6. The method for degrading allelochemicals in tobacco-growing soil as described in claim 2, characterized in that, In step S20, the inorganic salt solution comprises components of the following concentrations: Na2HPO4·12H2O 10.2~14.3 g / L, KH2PO4 2~3 g / L, FeSO4·7H2O 0.2~0.3 mg / L, MnSO4·H2O 0.05~0.07 mg / L, MgSO4·7H2O 0.015~0.02 mg / L, CaCl2 0.25~0.3 mg / L, CuSO4 0.0125~0.2 mg / L, ZnSO4 0.0125~0.2 mg / L and H3BO3 0.0125~0.2 mg / L, (NH 4)2 SO4 2~3 mM.

7. The method for degrading allelochemicals in tobacco-growing soil as described in claim 2, characterized in that, In step S20, the pH value of the inorganic salt solution is 7.0 to 7.

5.

8. The method for degrading allelochemicals in tobacco-growing soil as described in claim 2, characterized in that, In step S20, the inorganic salt solution also includes agar powder.
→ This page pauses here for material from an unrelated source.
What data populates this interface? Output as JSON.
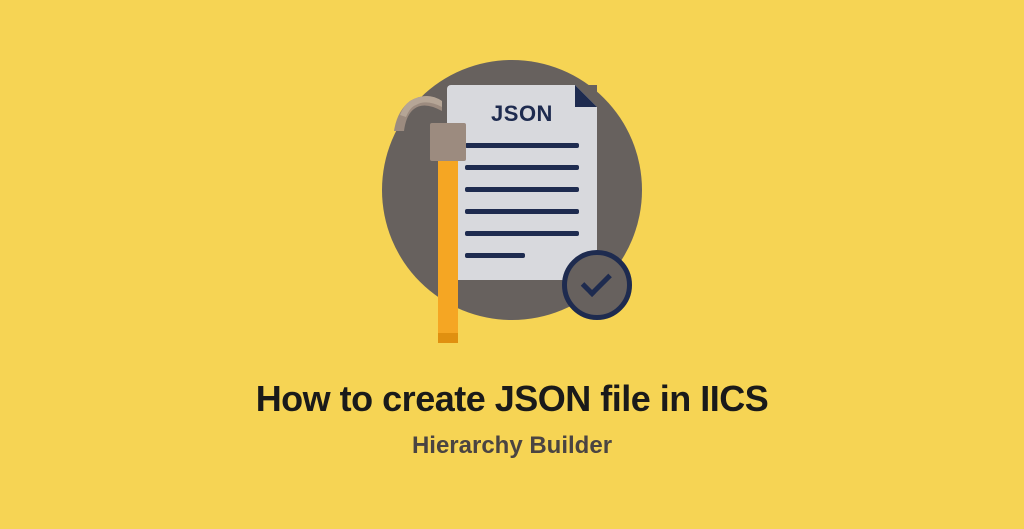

9. The method for degrading allelochemicals in tobacco-growing soil as described in claim 8, characterized in that, The mass of agar powder in every 100 mL of the inorganic salt solution is 1.5–2 g.

10. The method for degrading allelochemicals in tobacco-growing soil as described in claim 2, characterized in that, In step S20, the degradation time is 2 to 6 days.